Следующее наблюдение и вовсе смутило меня: в то время как Мешалкин даже под черновики жертвовал прекраснейшую бумагу, дочь его решала арифметические задачи про жнейки, стога и пуды на страницах печатной продукции. Были тут брошюры с таблицами займов, с постановлением «О порядке разрешения трудовых конфликтов, возникающих на почве применения наемного труда в крестьянских хозяйствах» от 1924 года, «Законодательство о трестах» 1925 года, «Выращивание сои на севере СССР», «Как устранить яловость животных?» и другие издания не меньшей значимости. Несколько самодельных тетрадей было сшито из рекламных афиш «Крестьянской газеты» и цветастых плакатов, объявлявших «волостные торги недвижимостью» и «сдачу лесов в аренду». Такая, между прочим, была жизнь в нэпманские времена.

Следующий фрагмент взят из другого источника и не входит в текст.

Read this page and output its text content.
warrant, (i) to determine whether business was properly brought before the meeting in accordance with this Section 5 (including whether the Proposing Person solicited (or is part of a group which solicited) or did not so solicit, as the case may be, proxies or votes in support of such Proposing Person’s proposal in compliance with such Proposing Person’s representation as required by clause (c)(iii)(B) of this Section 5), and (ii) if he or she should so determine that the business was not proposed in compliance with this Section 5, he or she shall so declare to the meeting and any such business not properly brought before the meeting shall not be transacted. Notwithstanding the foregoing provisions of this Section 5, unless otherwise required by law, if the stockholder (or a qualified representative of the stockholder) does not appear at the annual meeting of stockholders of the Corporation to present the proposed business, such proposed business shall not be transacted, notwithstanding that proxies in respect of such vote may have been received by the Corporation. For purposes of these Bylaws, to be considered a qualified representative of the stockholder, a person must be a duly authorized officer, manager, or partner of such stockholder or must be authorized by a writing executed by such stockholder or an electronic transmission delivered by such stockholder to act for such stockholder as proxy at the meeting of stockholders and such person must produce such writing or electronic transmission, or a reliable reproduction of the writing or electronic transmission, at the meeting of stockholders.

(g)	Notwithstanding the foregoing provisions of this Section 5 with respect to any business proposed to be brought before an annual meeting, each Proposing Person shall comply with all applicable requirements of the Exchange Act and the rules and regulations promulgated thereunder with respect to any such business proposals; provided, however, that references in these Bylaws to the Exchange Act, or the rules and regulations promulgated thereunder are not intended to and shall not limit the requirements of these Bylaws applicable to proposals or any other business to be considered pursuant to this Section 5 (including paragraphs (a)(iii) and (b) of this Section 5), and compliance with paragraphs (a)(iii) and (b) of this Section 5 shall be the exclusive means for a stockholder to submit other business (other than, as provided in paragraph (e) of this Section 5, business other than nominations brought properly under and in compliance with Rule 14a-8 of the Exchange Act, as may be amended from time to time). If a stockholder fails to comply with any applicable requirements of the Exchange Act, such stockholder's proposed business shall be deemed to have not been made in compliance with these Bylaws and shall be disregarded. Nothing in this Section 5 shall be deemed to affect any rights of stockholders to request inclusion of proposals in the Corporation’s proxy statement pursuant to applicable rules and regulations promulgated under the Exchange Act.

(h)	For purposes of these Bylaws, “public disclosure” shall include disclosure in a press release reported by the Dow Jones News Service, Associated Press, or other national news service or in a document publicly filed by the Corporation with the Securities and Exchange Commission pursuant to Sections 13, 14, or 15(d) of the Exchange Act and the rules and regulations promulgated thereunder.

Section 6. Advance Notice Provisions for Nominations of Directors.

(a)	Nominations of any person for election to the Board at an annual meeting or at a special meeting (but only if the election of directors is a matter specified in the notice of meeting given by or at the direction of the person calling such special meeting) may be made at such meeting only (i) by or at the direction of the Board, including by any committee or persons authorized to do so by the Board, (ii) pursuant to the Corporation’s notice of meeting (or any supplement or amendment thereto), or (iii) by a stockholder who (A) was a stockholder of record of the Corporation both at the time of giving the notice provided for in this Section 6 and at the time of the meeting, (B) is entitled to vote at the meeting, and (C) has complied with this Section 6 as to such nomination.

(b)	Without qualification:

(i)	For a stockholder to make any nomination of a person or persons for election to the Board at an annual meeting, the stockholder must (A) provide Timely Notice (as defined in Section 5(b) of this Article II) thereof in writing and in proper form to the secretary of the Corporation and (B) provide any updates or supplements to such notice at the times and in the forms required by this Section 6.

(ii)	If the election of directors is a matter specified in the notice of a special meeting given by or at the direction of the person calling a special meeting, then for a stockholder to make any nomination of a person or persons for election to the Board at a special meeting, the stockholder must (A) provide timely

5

То есть определенно писание жалоб являлось для Павла Степановича занятием чрезвычайной, ни с чем не сравнимой важности.
Узнал я еще, что в годы Гражданской войны Мешалкин служил делопроизводителем 29–го красноармейского этапного батальона, и счел было свое исследование завершенным, как вдруг на чердаке среди пыльных березовых веников, разобранных кросен, мятых чайников, кастрюль, самоваров нашелся странный предмет — долбленый деревянный пенал цилиндрической формы. Сняв крышку, я обнаружил плотный свиток бумаг, касавшихся неизвестного мне периода жизни Павла Степановича.
Документ с сургучной печатью оказался послужным списком «чиновника военного времени Карского крепостного интендантского управления П. С. Мешалкина». Так я узнал, что Павел Степанович имел счастье явиться на свет в 1881 году, а в 1910–м был зачислен в писарской класс при Управлении здешнего воинского начальника. Пройдя курс наук, попал в распоряжение штаба Кавказского военного округа ис1914по1918 год служил в Карсе писарем, старшим писарем и, наконец, помощником бухгалтера.
За четыре года бравый воитель успел наградиться тремя медалями, к этому же периоду относились и особо яркие проявления кляузнического таланта Павла Степановича. Чего стоит хотя бы его докладная о прапорщике 296–го пехотного полка Борисове, который при обстоятельствах, изображенных не очень внятно, назвал Мешалкина «драным (на литеру „с“) кавалером и дураком». «Докладывая о вышеизложенном господину делопроизводителю Управления Карского крепостного интенданта», Мешалкин просил «ходатайствовать перед господином полковником Карским крепостным интендантом о разборе инцидента по нанесению нетактичного оскорбления».